Over the last year, residential property sales have gone from strength to strength in Cape Town and the surrounding areas, a trend that is expected to continue as we head into 2018.

This is according to Adrian Goslett, Regional Director and CEO of RE/MAX of Southern Africa.

“Even with a slower market, Gauteng still accounted for the lion’s share of property transactions during this year. Johannesburg will continue to be the country’s economic hub, with almost 45% of RE/MAX sales emanating from Gauteng - albeit tough times,” says Goslett.

“The Mother City has remained highly sought after throughout 2017, which is evidenced by the significant increase in property sales we have seen in the last twelve months,” says Goslett.

“There has been a continued influx of people moving to the Western Cape from many of the inland regions throughout the country.
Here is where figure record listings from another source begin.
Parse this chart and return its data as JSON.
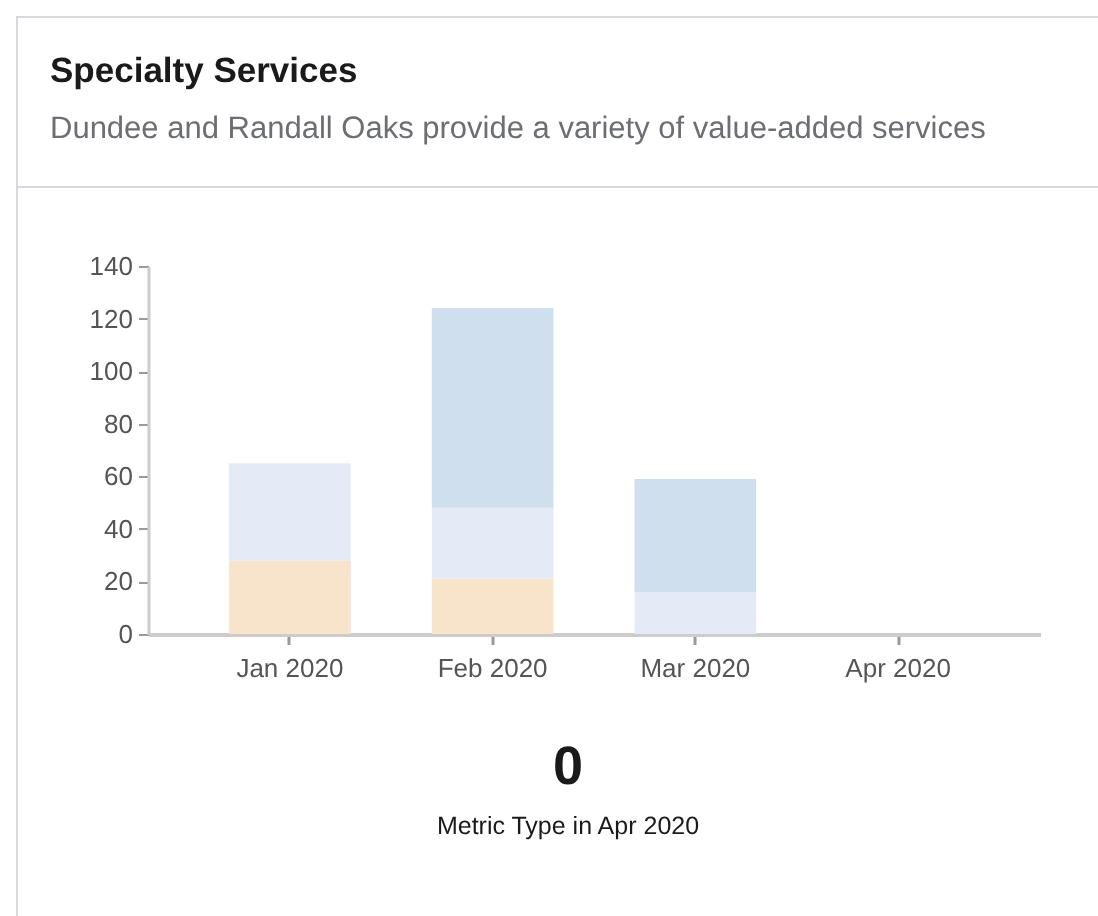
{
  "chart_data": {
    "type": "bar",
    "title": "Specialty Services",
    "subtitle": "Dundee and Randall Oaks provide a variety of value-added services",
    "categories": [
      "Jan 2020",
      "Feb 2020",
      "Mar 2020",
      "Apr 2020"
    ],
    "series": [
      {
        "color": "#f8e3cb",
        "values": [
          28,
          21,
          0,
          0
        ]
      },
      {
        "color": "#e4ebf7",
        "values": [
          37,
          27,
          16,
          0
        ]
      },
      {
        "color": "#cfdfed",
        "values": [
          0,
          76,
          43,
          0
        ]
      }
    ],
    "stacked": true,
    "ylim": [
      0,
      140
    ],
    "yticks": [
      0,
      20,
      40,
      60,
      80,
      100,
      120,
      140
    ],
    "annotations": [
      "0",
      "Metric Type in Apr 2020"
    ]
  }
}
The demand has resulted in property price growth in the Western Cape outstripping other regions of the country - good news for homeowners, but bad news for first-time buyers trying to get their foot in the door.”

Fuelled by real demand, Goslett predicts that Cape Town will continue to see positive house price growth in 2018. “While the very steep upward curve we are currently seeing may flatten marginally, Cape Town will remain a lucrative investment destination from both a capital growth and rental income perspective as the current growth is not a bubble.”
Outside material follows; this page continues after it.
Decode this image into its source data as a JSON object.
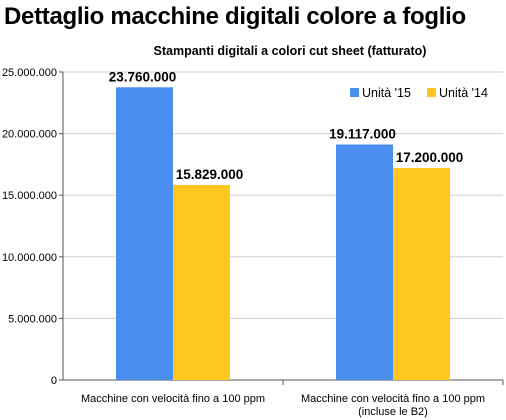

He notes that the vast pace of semigration to the Cape has meant that infrastructure development is not keeping up with the current pace of population growth in the Western Cape, especially in the greater city, a challenge that will need to be addressed in 2018 and beyond. “Infrastructure such as roads and transport routes into the city will need to be upgraded to cater for not just the current growth in people, but for future growth as well,” he says.
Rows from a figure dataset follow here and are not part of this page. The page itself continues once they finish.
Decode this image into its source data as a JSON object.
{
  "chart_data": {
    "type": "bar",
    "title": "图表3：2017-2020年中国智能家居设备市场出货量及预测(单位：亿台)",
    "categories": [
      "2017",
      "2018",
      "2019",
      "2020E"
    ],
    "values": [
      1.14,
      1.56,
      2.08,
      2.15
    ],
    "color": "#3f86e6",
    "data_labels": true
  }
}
While property sales in Cape Town increased, Johannesburg experienced a slowdown this year. “Although sales were up marginally in 2017 on the previous year, there was a decline in registrations due to issues such as the lack of available bank finance and lags at the deeds office.”

“Despite plenty of stock available on the market, there is also a disparity between what sellers in the current market want for their property and what buyers are to prepared to pay,” says Goslett.

“Even with a slower market, Gauteng still accounted for the lion’s share of property transactions during this year. Johannesburg will continue to be the country’s economic hub, with almost 45% of RE/MAX sales emanating from Gauteng - albeit tough times.”

Looking ahead to 2018, Goslett says that the recent downgrade by another of the major credit rating agencies could see the Johannesburg market slow further, with finance likely to become more expensive.

“It will cost more for the government to borrow money, which in turn will have a knock-on effect on the consumer. Financial institutions will need to hold more money in reserve, which will make it more difficult to obtain credit, and the credit that is granted will come at a higher cost,” he explains. “A marginal mitigating factor is that to some degree financial institutions have already made provision and priced in the effects that a downgrade would have on credit costs.”

Another thing that will impact the market going forward is the governing party elections. “If there is a smooth, violence- and corruption-free transition of power in the governing party, I believe sentiment will pick up, which will manifest in real estate sales momentum and positive house price growth. We will have to wait and see,” says Goslett.